I've been reading all your back posts and I have a question. I started a low carb (under 40/day) diet about 6 weeks ago. I've been having stomach cramps. I don't have a gall bladder. I do take digestive enzymes. My husband is doing it with me and hasn't had any problems. Is this a common thing? I've tried taking baking soda since a lot of protein can be acidic but this helps only a little.

Stargazey said...

Hi, Kathy! I am not a physician and most definitely not a gastoenterologist, so these are just suggestions.

If you think it's a protein digestion issue, you might try using low-carb protein powder or low-carb protein shakes. They are easier to digest than meat. (I like the Body Fortress whey powder from Wal-Mart. It's cheap and is sweetened with Ace-K and Splenda.)

If it's a gall bladder issue, you will probably notice fatty stools (loose, foul-smelling, greasy, and they float). Steatorrhea is the medical term for it. You might want to eat smaller amounts of fat throughout the day rather than large amounts just at mealtime. You also may want to use fats like coconut oil, which is mostly medium chain fatty acids and is absorbed by a different mechanism than the longer-chain fatty acids found in liquid vegetable oils such as olive oil.

lynn said...

We know for a fact that long term use of cocaine leaves the user with depleted levels of dopamine even after being clean for years and decades. Could the same be true for those addicted to the sweet? Will they always have lower levels of dopamine than those not exposed to sweets?

Stargazey said...

I don't know, Lynn, but it wouldn't surprise me if prolonged exposure to the taste of sweet permanently downregulates dopamine signaling. I didn't see any references to it while I was preparing this blogpost, however.

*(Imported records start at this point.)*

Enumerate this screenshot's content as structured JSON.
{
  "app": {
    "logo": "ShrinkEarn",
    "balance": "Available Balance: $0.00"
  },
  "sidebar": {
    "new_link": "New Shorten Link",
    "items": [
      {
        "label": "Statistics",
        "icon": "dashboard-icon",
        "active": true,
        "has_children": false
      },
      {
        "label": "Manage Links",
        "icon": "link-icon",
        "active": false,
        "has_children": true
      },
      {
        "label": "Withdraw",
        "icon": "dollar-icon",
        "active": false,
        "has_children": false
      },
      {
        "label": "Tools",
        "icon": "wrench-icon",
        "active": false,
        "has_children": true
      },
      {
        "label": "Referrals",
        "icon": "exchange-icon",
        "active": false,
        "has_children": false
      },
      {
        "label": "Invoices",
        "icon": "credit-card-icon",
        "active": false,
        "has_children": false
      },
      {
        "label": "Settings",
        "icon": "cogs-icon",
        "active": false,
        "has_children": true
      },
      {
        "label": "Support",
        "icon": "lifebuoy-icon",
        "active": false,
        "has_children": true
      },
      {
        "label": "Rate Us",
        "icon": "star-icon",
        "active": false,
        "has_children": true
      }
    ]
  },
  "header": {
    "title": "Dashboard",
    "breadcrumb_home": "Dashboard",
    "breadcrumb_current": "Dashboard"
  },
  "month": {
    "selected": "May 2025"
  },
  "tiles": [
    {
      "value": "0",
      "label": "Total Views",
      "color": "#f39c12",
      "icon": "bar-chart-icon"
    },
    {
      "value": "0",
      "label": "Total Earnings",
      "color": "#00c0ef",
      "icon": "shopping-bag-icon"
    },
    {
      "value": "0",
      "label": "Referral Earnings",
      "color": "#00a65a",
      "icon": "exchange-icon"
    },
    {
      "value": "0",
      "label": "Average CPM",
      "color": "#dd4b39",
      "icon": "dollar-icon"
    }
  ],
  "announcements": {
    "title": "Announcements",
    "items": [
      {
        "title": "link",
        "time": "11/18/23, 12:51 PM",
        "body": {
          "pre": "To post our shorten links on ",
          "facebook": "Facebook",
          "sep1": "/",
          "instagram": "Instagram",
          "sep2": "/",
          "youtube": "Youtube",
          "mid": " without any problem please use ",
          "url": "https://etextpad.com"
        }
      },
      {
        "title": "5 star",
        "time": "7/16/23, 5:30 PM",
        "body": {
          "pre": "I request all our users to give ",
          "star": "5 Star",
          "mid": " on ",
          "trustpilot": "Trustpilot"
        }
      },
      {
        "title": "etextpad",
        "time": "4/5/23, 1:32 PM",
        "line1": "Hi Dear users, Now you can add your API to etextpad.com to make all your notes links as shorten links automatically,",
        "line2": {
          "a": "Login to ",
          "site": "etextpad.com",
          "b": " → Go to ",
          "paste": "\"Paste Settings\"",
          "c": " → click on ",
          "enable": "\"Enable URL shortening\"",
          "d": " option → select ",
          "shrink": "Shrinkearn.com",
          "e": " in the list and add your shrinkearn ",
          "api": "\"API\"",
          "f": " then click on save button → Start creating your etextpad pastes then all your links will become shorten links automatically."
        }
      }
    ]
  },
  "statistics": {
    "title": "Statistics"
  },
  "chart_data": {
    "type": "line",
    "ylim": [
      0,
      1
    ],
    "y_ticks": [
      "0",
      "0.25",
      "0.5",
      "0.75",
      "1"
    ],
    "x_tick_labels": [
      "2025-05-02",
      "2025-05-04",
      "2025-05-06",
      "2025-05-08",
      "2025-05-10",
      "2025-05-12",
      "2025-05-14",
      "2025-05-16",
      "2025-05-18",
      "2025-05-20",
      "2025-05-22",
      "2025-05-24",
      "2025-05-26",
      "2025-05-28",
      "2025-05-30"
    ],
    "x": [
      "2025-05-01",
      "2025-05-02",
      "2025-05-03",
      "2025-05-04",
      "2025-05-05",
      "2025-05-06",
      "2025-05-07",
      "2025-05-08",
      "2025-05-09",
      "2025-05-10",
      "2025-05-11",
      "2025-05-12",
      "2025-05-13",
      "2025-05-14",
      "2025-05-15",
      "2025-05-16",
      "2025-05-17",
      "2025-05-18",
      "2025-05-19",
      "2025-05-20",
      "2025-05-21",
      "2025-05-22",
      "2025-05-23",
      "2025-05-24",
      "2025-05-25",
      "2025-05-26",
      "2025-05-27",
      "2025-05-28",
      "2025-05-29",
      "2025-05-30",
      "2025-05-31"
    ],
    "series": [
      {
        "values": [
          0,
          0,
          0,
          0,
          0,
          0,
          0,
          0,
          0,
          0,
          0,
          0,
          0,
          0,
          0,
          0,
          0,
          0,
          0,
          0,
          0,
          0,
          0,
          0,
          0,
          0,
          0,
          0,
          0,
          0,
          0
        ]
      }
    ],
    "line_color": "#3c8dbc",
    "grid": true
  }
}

In any case, given the many types of dopamine receptors and the many regulatory points in dopamine signaling, it doesn't seem obvious to me how a long-term decrease in dopamine signaling could be fixed pharmacologically.

When I did this blogpost, I was hoping that I might be able to help sweet-lovers make better food choices on a cognitive level. Until Jimmy Moore had his sweet-free challenges, I had no idea that simply the taste of sweet has an addictive component. Once a person is aware of this (assuming that there are no underlying psychological issues) perhaps he or she could then make conscious choices that would lessen the addictive power of sweet foods and beverages over their other food choices.